Basic earnings per share is calculated by dividing the profit attributable to ordinary equity holders for the period by the weighted average number of ordinary shares outstanding during the period.

 

Diluted earnings per share is calculated adjusting the weighted average number of ordinary shares outstanding to assume conversion of all contracted dilutive potential ordinary shares.  The Company only has one category of dilutive potential ordinary shares, share options.

 

The inputs to the earnings per share calculation are shown below:

 



 

 

Six months ended

30/06/13


Six months ended

30/06/12


Year ended 31/12/12




£


£


£










Profit attributable to ordinary equity holders


473,350


1,046,151


1,966,655




Six months ended

30/06/13


Six months ended

30/06/12


Year ended 31/12/12




No


No


No


Weighted average number of ordinary

shares for basic earnings per share


71,440,490


71,469,006


71,451,883


Adjustment for share options


653,499


539,623


534,454


Weighted average number of ordinary shares for diluted earnings per share


72,093,989


72,008,629


71,986,337









5.

Events occurring after the balance sheet date


A gradually increasing number of our customers in emerging markets have recently indicated their frustration with the application of UK Government Export Control Regulations to those products that contain encryption technology.
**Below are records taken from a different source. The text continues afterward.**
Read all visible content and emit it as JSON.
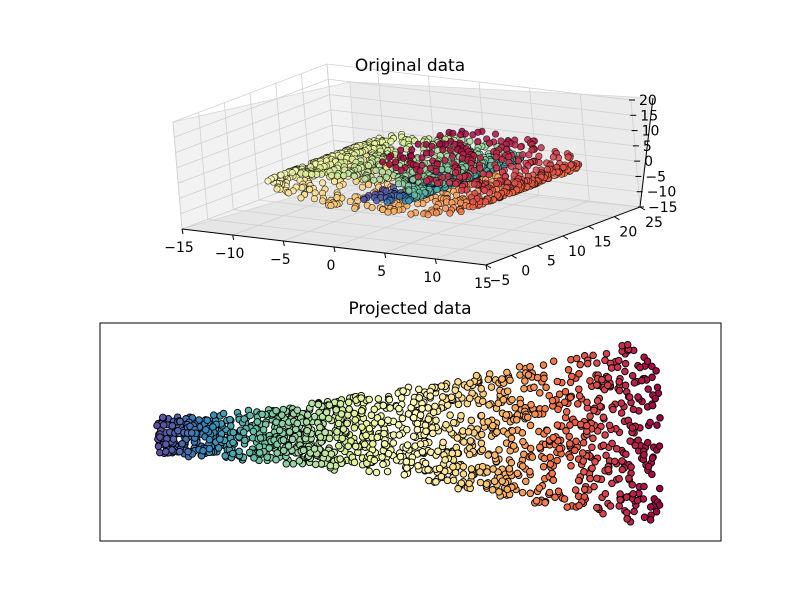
{
  "chart_data": [
    {
      "type": "scatter",
      "projection": "3d",
      "title": "Original data",
      "xlabel": "",
      "ylabel": "",
      "zlabel": "",
      "x_ticks": [
        "−15",
        "−10",
        "−5",
        "0",
        "5",
        "10",
        "15"
      ],
      "y_ticks": [
        "−5",
        "0",
        "5",
        "10",
        "15",
        "20",
        "25"
      ],
      "z_ticks": [
        "−15",
        "−10",
        "−5",
        "0",
        "5",
        "10",
        "15",
        "20"
      ],
      "xlim": [
        -15,
        15
      ],
      "ylim": [
        -5,
        25
      ],
      "zlim": [
        -15,
        20
      ],
      "grid": true,
      "colormap": "Spectral",
      "shape": "swiss roll",
      "n_points": 1500,
      "point_edge_color": "#000000"
    },
    {
      "type": "scatter",
      "title": "Projected data",
      "xlabel": "",
      "ylabel": "",
      "axis_ticks": "none",
      "colormap": "Spectral",
      "shape": "2-D unrolled sheet, narrow at left and widening to the right",
      "n_points": 1500,
      "point_edge_color": "#000000"
    }
  ]
}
The Company has raised the matter with the Government and is now working closely with the Department for Business, Innovation and Skills who are reviewing the system of control to determine whether the affected products may be moved to a more flexible export licencing system. However, this will take some time to resolve and future sales of some products are likely to be affected. The Board have therefore reviewed the sales projections that underpin the capitalisation of the R&D part of the Company's intangible assets and have determined that the value of certain designs will need to be written-down as a consequence of the expected reduction in orders from these customers. The value of this impairment is estimated to be around £1.3m. As a non-adjusting event, as per IAS 10, this impairment has not been included in these 2013 interim financial statements.



6.

Copies of this report will be sent to shareholders and are available at the Company's Registered Office.